Esta investigación llamaba la atención porque “incluía datos de 96.032 pacientes en 671 hospitales en seis continentes”, entre los cuales se encontraban 14.888 que habían recibido estos medicamentos. Y esto constituía una muestra evidentemente superior a la de, por ejemplo, el estudio francés (que ya nombramos) que había tratado solo a 20 pacientes con resultados positivos. 

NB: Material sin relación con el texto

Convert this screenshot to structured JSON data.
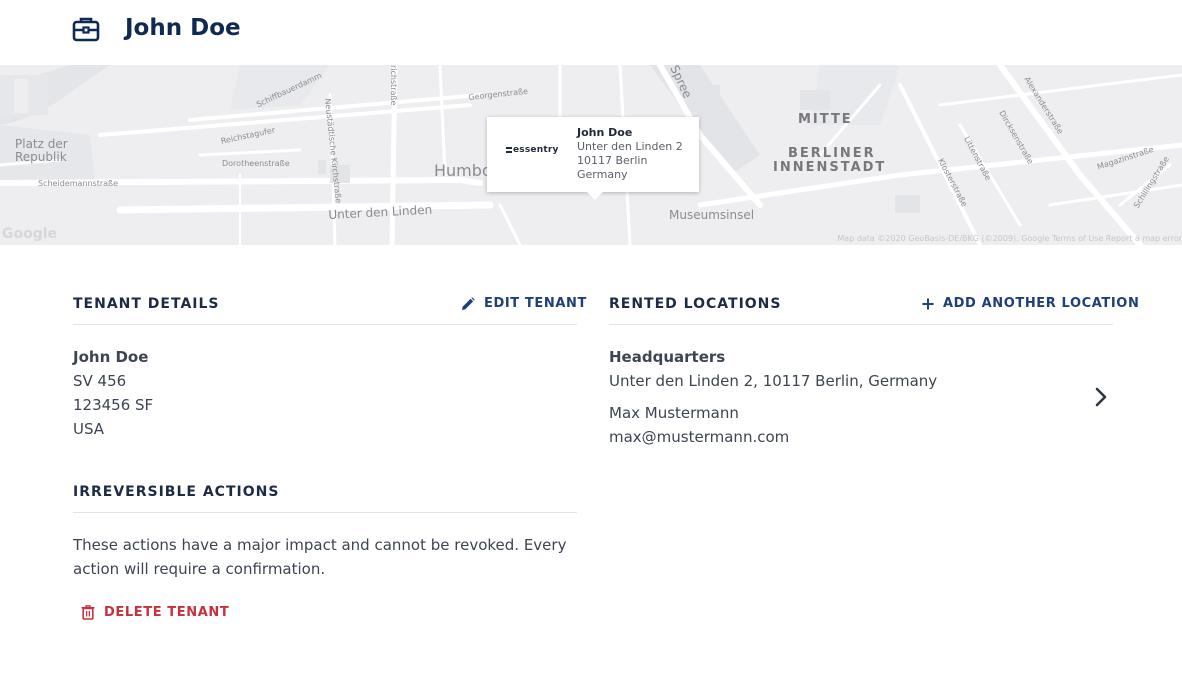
{
  "header": {
    "title": "John Doe",
    "icon": "briefcase-icon"
  },
  "map": {
    "labels": {
      "schiffbauerdamm": "Schiffbauerdamm",
      "friedrichstrasse": "richstraße",
      "georgenstrasse": "Georgenstraße",
      "spree": "Spree",
      "reichstagufer": "Reichstagufer",
      "neustaedtische": "Neustädtische Kirchstraße",
      "platz_der_republik": "Platz der Republik",
      "dorotheenstrasse": "Dorotheenstraße",
      "scheidemannstrasse": "Scheidemannstraße",
      "humboldt": "Humbo",
      "unter_den_linden": "Unter den Linden",
      "museumsinsel": "Museumsinsel",
      "mitte": "MITTE",
      "berliner": "BERLINER",
      "innenstadt": "INNENSTADT",
      "alexanderstrasse": "Alexanderstraße",
      "dircksenstrasse": "Dircksenstraße",
      "littenstrasse": "Littenstraße",
      "klosterstrasse": "Klosterstraße",
      "magazinstrasse": "Magazinstraße",
      "schillingstrasse": "Schillingstraße",
      "google": "Google",
      "copyright": "Map data ©2020 GeoBasis-DE/BKG (©2009), Google    Terms of Use    Report a map error"
    },
    "popup": {
      "logo_text": "essentry",
      "name": "John Doe",
      "address_line1": "Unter den Linden 2",
      "address_line2": "10117 Berlin",
      "address_line3": "Germany"
    }
  },
  "tenant_details": {
    "title": "TENANT DETAILS",
    "edit_label": "EDIT TENANT",
    "name": "John Doe",
    "line1": "SV 456",
    "line2": "123456 SF",
    "line3": "USA"
  },
  "irreversible": {
    "title": "IRREVERSIBLE ACTIONS",
    "description": "These actions have a major impact and cannot be revoked. Every action will require a confirmation.",
    "delete_label": "DELETE TENANT"
  },
  "rented_locations": {
    "title": "RENTED LOCATIONS",
    "add_label": "ADD ANOTHER LOCATION",
    "items": [
      {
        "name": "Headquarters",
        "address": "Unter den Linden 2, 10117 Berlin, Germany",
        "contact_name": "Max Mustermann",
        "contact_email": "max@mustermann.com"
      }
    ]
  },
  "colors": {
    "primary": "#0f2a52",
    "link": "#1f3f77",
    "danger": "#c7303d",
    "text": "#3d4452",
    "divider": "#e2e4e8"
  }
}
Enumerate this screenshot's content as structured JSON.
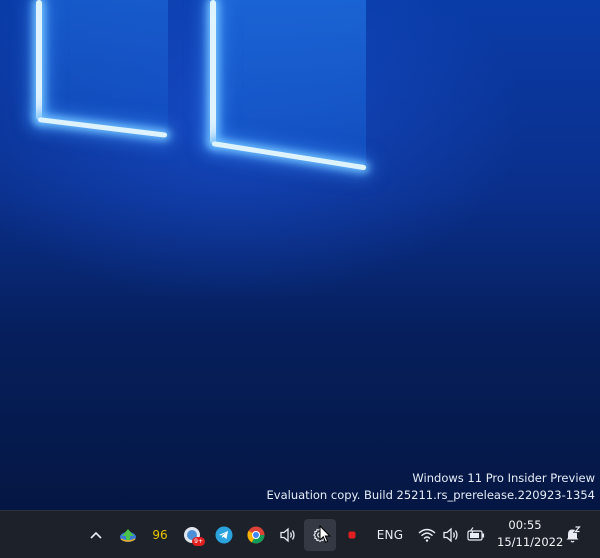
{
  "watermark": {
    "line1": "Windows 11 Pro Insider Preview",
    "line2": "Evaluation copy. Build 25211.rs_prerelease.220923-1354"
  },
  "taskbar": {
    "tray_icons": [
      {
        "name": "show-hidden-icons",
        "icon": "chevron-up-icon"
      },
      {
        "name": "idm-icon",
        "icon": "green-arrow-icon"
      },
      {
        "name": "temperature-indicator",
        "text": "96",
        "color": "#e9c400"
      },
      {
        "name": "chrome-notification-icon",
        "badge": "9+"
      },
      {
        "name": "telegram-icon",
        "icon": "telegram-icon"
      },
      {
        "name": "chrome-icon",
        "icon": "chrome-icon"
      },
      {
        "name": "volume-mixer-icon",
        "icon": "speaker-icon"
      },
      {
        "name": "settings-icon",
        "icon": "gear-icon"
      },
      {
        "name": "recording-indicator",
        "icon": "red-dot-icon"
      }
    ],
    "language": "ENG",
    "clock": {
      "time": "00:55",
      "date": "15/11/2022"
    }
  },
  "colors": {
    "taskbar_bg": "#1d2129",
    "accent_red": "#e02020",
    "indicator_yellow": "#e9c400"
  }
}
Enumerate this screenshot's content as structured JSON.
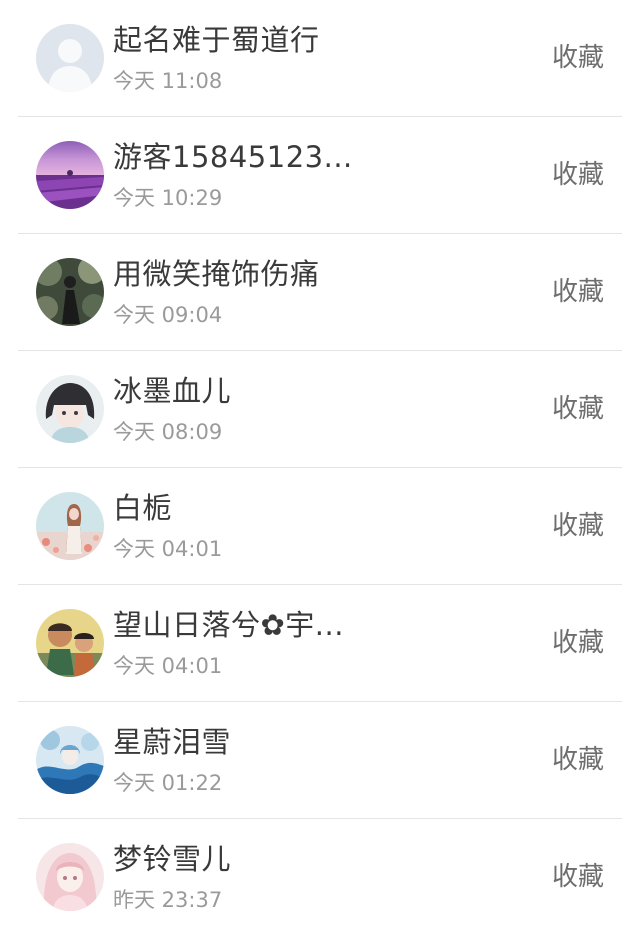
{
  "list": {
    "action_label": "收藏",
    "items": [
      {
        "name": "起名难于蜀道行",
        "time": "今天 11:08",
        "avatar": "default-person-avatar"
      },
      {
        "name": "游客15845123...",
        "time": "今天 10:29",
        "avatar": "lavender-field-avatar"
      },
      {
        "name": "用微笑掩饰伤痛",
        "time": "今天 09:04",
        "avatar": "girl-in-garden-avatar"
      },
      {
        "name": "冰墨血儿",
        "time": "今天 08:09",
        "avatar": "anime-girl-avatar"
      },
      {
        "name": "白栀",
        "time": "今天 04:01",
        "avatar": "girl-with-flowers-avatar"
      },
      {
        "name": "望山日落兮✿宇...",
        "time": "今天 04:01",
        "avatar": "cartoon-boys-avatar"
      },
      {
        "name": "星蔚泪雪",
        "time": "今天 01:22",
        "avatar": "blue-anime-avatar"
      },
      {
        "name": "梦铃雪儿",
        "time": "昨天 23:37",
        "avatar": "pink-anime-girl-avatar"
      }
    ]
  }
}
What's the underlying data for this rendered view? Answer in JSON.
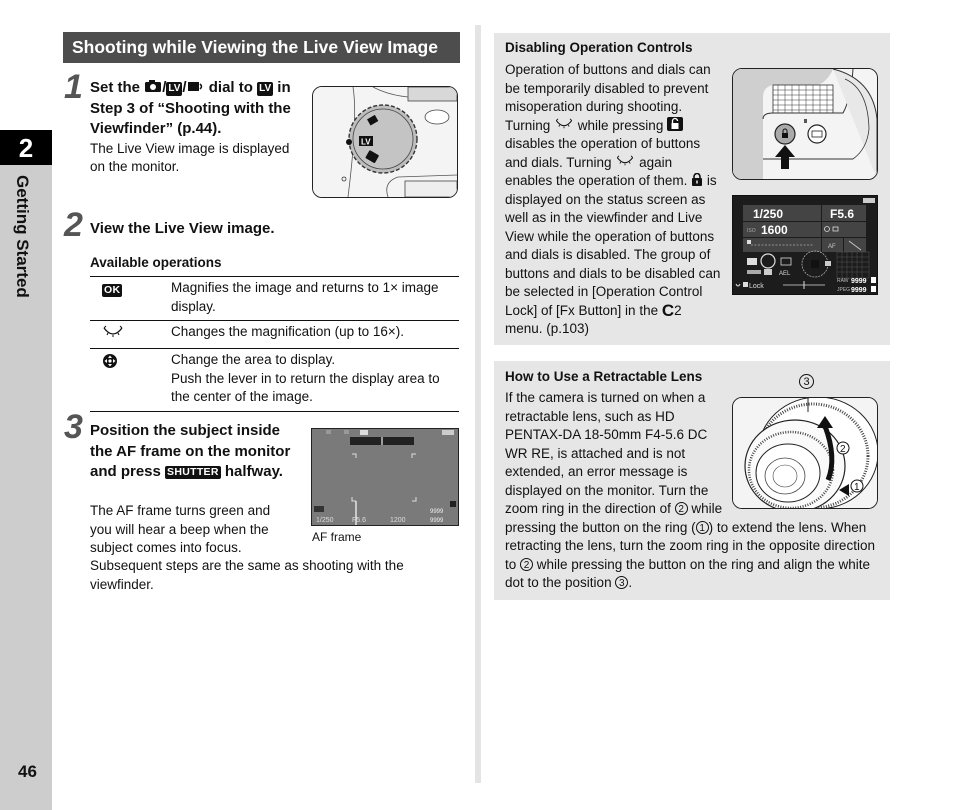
{
  "sidebar": {
    "chapter_number": "2",
    "chapter_title": "Getting Started",
    "page_number": "46"
  },
  "section": {
    "title": "Shooting while Viewing the Live View Image"
  },
  "steps": [
    {
      "number": "1",
      "title_parts": [
        "Set the ",
        "/",
        "/",
        " dial to ",
        " in Step 3 of “Shooting with the Viewfinder” (p.44)."
      ],
      "icons": [
        "camera-icon",
        "lv-icon",
        "movie-icon",
        "lv-icon"
      ],
      "lv_label": "LV",
      "body": "The Live View image is displayed on the monitor."
    },
    {
      "number": "2",
      "title": "View the Live View image."
    },
    {
      "number": "3",
      "title_before": "Position the subject inside the AF frame on the monitor and press ",
      "shutter_label": "SHUTTER",
      "title_after": " halfway.",
      "body": "The AF frame turns green and you will hear a beep when the subject comes into focus.",
      "body2": "Subsequent steps are the same as shooting with the viewfinder.",
      "figure_caption": "AF frame"
    }
  ],
  "operations": {
    "title": "Available operations",
    "rows": [
      {
        "icon": "ok-button-icon",
        "icon_label": "OK",
        "desc": "Magnifies the image and returns to 1× image display."
      },
      {
        "icon": "rear-dial-icon",
        "desc": "Changes the magnification (up to 16×)."
      },
      {
        "icon": "four-way-lever-icon",
        "desc": "Change the area to display.",
        "desc2": "Push the lever in to return the display area to the center of the image."
      }
    ]
  },
  "lcd_af": {
    "shutter": "1/250",
    "aperture": "F5.6",
    "iso": "1200",
    "raw_count": "9999",
    "jpeg_count": "9999"
  },
  "note_disable": {
    "title": "Disabling Operation Controls",
    "p1": "Operation of buttons and dials can be temporarily disabled to prevent misoperation during shooting.",
    "p2a": "Turning ",
    "p2b": " while pressing ",
    "p2c": " disables the operation of buttons and dials. Turning ",
    "p2d": " again enables the operation of them.",
    "p3": " is displayed on the status screen as well as in the viewfinder and Live View while the operation of buttons and dials is disabled.",
    "p4a": "The group of buttons and dials to be disabled can be selected in [Operation Control Lock] of [Fx Button] in the ",
    "p4_menu_letter": "C",
    "p4b": "2 menu. (p.103)",
    "status_screen": {
      "shutter": "1/250",
      "aperture": "F5.6",
      "iso": "1600",
      "lock_label": "Lock",
      "raw_label": "RAW",
      "jpeg_label": "JPEG",
      "raw_count": "9999",
      "jpeg_count": "9999",
      "ael_label": "AEL",
      "af_label": "AF"
    }
  },
  "note_lens": {
    "title": "How to Use a Retractable Lens",
    "p_a": "If the camera is turned on when a retractable lens, such as HD PENTAX-DA 18-50mm F4-5.6 DC WR RE, is attached and is not extended, an error message is displayed on the monitor. Turn the zoom ring in the direction of ",
    "p_b": " while pressing the button on the ring (",
    "p_c": ") to extend the lens. When retracting the lens, turn the zoom ring in the opposite direction to ",
    "p_d": " while pressing the button on the ring and align the white dot to the position ",
    "p_e": ".",
    "markers": [
      "1",
      "2",
      "3"
    ]
  }
}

Sin embargo, este estudio fue retirado el 4 de junio por la revista británica por solicitud de tres de sus cuatro autores. “Uno de ellos, Sapan Desai, es el fundador de la empresa Surgisphere. Esta compañía ha sido la que ha proporcionado los datos con los que se ha realizado la investigación. Según cuentan los otros tres autores del estudio, esta empresa se ha negado a ofrecer el conjunto de datos utilizado para poder realizar una auditoría externa”, escribieron nuestros colegas españoles de Maldita.es. Esto impedía una revisión adecuada y de pares científicos y los investigadores decidieron que no podían seguir respaldando los resultados. 

La investigación ya había generado sospechas en la comunidad científica. “Decenas de científicos han señalado en los últimos días las inconsistencias del estudio. De hecho, más de 120 investigadores han firmado una carta abierta en la que señalan algunas de sus limitaciones. La carta, publicada el 28 de mayo, también fue enviada a The Lancet”, agregó Maldita.es.

Con base en los mismos datos de Surgisphere Corporation, también se desarrolló la investigación “Enfermedad cardiovascular, farmacoterapia y mortalidad en Covid-19”, que reportaba problemas con la hidroxicloroquina y que también se retiró el 4 de junio. Esta vez del The New England of Journal of Medicine. 

Y siga

El 3 de junio, el director General de la OMS, Tedros Adhanom, anunció que se retomaban los ensayos con hidroxicloroquina. “Sobre la base de los datos de mortalidad disponibles, los miembros del comité recomendaron que no hay razones para modificar el protocolo del ensayo”, se lee en la actualización sobre el medicamento de la OMS

Entonces la organización volvió a respaldar todos los brazos de investigación del Ensayo Solidaridad y se comprometió a comunicarse con los investigadores principales para reanudar y acelerar la investigación del tratamiento para el COVID-19. 

¿Qué sabemos ahora?

Como explica Víctor Román, presidente de la Asociación Peruana de Periodistas y Comunicadores de la Ciencia, en un artículo de su autoría en la revista científica N+1, aunque “estos dos artículos han sido retractados, no son los únicos que informaron sobre los problemas con el uso de hidroxicloroquina”.

En su texto cuenta que, por ejemplo, un estudio publicado la semana pasada en The New England of Journal of Medicine ha “encontrado que el medicamento no logró prevenir los síntomas del coronavirus y puede haber estado asociado con problemas cardíacos o más muertes entre los pacientes”. 

El periodista también incluye que un estudio de la Universidad de Minnesota, que hizo pruebas aleatorias de ensayos controlados para determinar si la hidroxicloroquina podía prevenir el coronavirus de Wuhan y que se centró en las personas que se expusieron al virus recientemente, “descubrió que el medicamento no ayudaba a prevenir infecciones”. 

Y agrega: “en el mismo sentido, otro estudio publicado el Journal of the American Medical Association, encontró que, entre miles de pacientes hospitalizados con coronavirus, a los que recibieron el medicamento antipalúdico hidroxicloroquina no les fue mejor ni peor que a los pacientes que no recibieron la droga”. 

Pero, para concluir, se puede decir que volvimos al principio. En palabras de nuestros colegas de Chequeado, en Argentina, “falta evidencia para saber exactamente qué tan seguro y efectivo puede ser el tratamiento con hidroxicloroquina (y cloroquina) cuando se trata de la COVID-19. Y eso puede ser frustrante, sin duda. Pero también es normal. La ciencia avanza a pasos lentos, tropezándose y contradiciéndose".